Koopkracht verbetert voor bijna alle huishoudens…
…behalve voor de laagste inkomens
Vrijwel alle huishoudens gaan er – vergeleken met vorig jaar – in 2024 op vooruit. Stijging van de lonen en uitkeringen en daling van de inflatie liggen voor een groot deel ten grondslag aan koopkrachtverbeteringen. Soms gaat het om slechts enkele euro’s, maar er zijn ook uitschieters van rond de € 300 per maand. Dat blijkt uit de koopkrachtberekeningen van het Nationaal Instituut voor Budgetvoorlichting (Nibud).

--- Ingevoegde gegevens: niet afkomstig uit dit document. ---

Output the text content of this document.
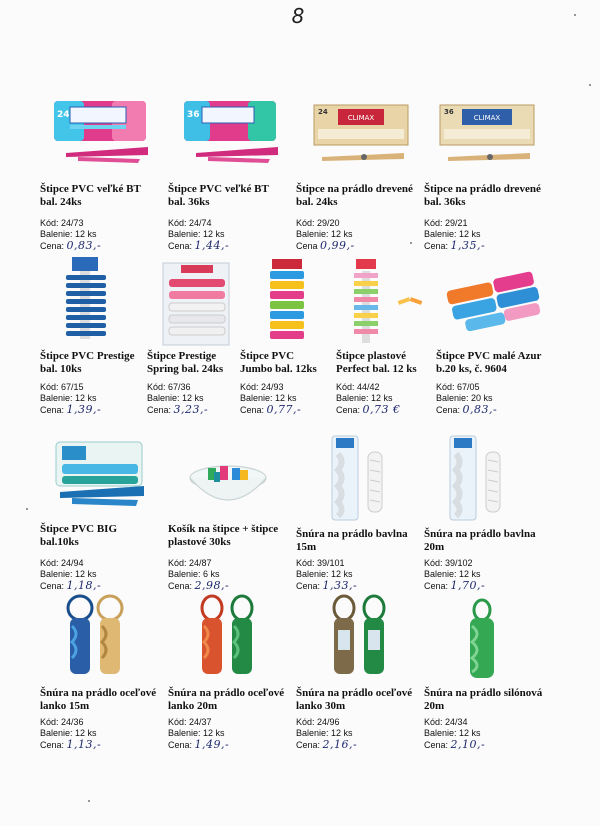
8
24
Štipce PVC veľké BT
bal. 24ks
Kód: 24/73
Balenie: 12 ks
Cena: 0,83,-
36
Štipce PVC veľké BT
bal. 36ks
Kód: 24/74
Balenie: 12 ks
Cena: 1,44,-
CLIMAX
24
Štipce na prádlo drevené
bal. 24ks
Kód: 29/20
Balenie: 12 ks
Cena 0,99,-
CLIMAX
36
Štipce na prádlo drevené
bal. 36ks
Kód: 29/21
Balenie: 12 ks
Cena: 1,35,-
Štipce PVC Prestige
bal. 10ks
Kód: 67/15
Balenie: 12 ks
Cena: 1,39,-
Štipce Prestige
Spring bal. 24ks
Kód: 67/36
Balenie: 12 ks
Cena: 3,23,-
Štipce PVC
Jumbo bal. 12ks
Kód: 24/93
Balenie: 12 ks
Cena: 0,77,-
Štipce plastové
Perfect bal. 12 ks
Kód: 44/42
Balenie: 12 ks
Cena: 0,73 €
Štipce PVC malé Azur
b.20 ks, č. 9604
Kód: 67/05
Balenie: 20 ks
Cena: 0,83,-
Štipce PVC BIG
bal.10ks
Kód: 24/94
Balenie: 12 ks
Cena: 1,18,-
Košík na štipce + štipce
plastové 30ks
Kód: 24/87
Balenie: 6 ks
Cena: 2,98,-
Šnúra na prádlo bavlna
15m
Kód: 39/101
Balenie: 12 ks
Cena: 1,33,-
Šnúra na prádlo bavlna
20m
Kód: 39/102
Balenie: 12 ks
Cena: 1,70,-
Šnúra na prádlo oceľové
lanko 15m
Kód: 24/36
Balenie: 12 ks
Cena: 1,13,-
Šnúra na prádlo oceľové
lanko 20m
Kód: 24/37
Balenie: 12 ks
Cena: 1,49,-
Šnúra na prádlo oceľové
lanko 30m
Kód: 24/96
Balenie: 12 ks
Cena: 2,16,-
Šnúra na prádlo silónová
20m
Kód: 24/34
Balenie: 12 ks
Cena: 2,10,-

Er zijn echter ook huishoudens die een koopkrachtdaling kennen. Met name alleenstaanden met een laag inkomen gaan er door het verdwijnen van de energietoeslag tussen de € 65 en € 75 op achteruit.
Forse plus voor huishoudens met kinderen
Als je betaald werkt en kinderen hebt, stijgt je koopkracht het meest. Dat komt door loonstijgingen en doordat de heffingskortingen zijn verhoogd. Van het brutoloon blijft daardoor netto meer over.
Huishoudens met kinderen zullen merken dat de kinderbijslag met enkele tientjes is verhoogd. Ook gaan zij er in veel gevallen op vooruit dankzij de veranderingen in het kindgebonden budget. De bedragen van deze toeslag zijn fors verhoogd. Dat merken zowel werkenden als huishoudens met een uitkering. Daarnaast is voor alleenstaande ouders de inkomensgrens hoger geworden en is de grens voor stellen met kinderen juist gedaald. Dat betekent dat meer alleenstaanden – en minder stellen – recht hebben op het maximale kindgebonden budget. Dankzij de hogere bedragen kunnen tweeverdieners met kinderen er toch tussen de € 100 en € 300 per maand op vooruitgaan.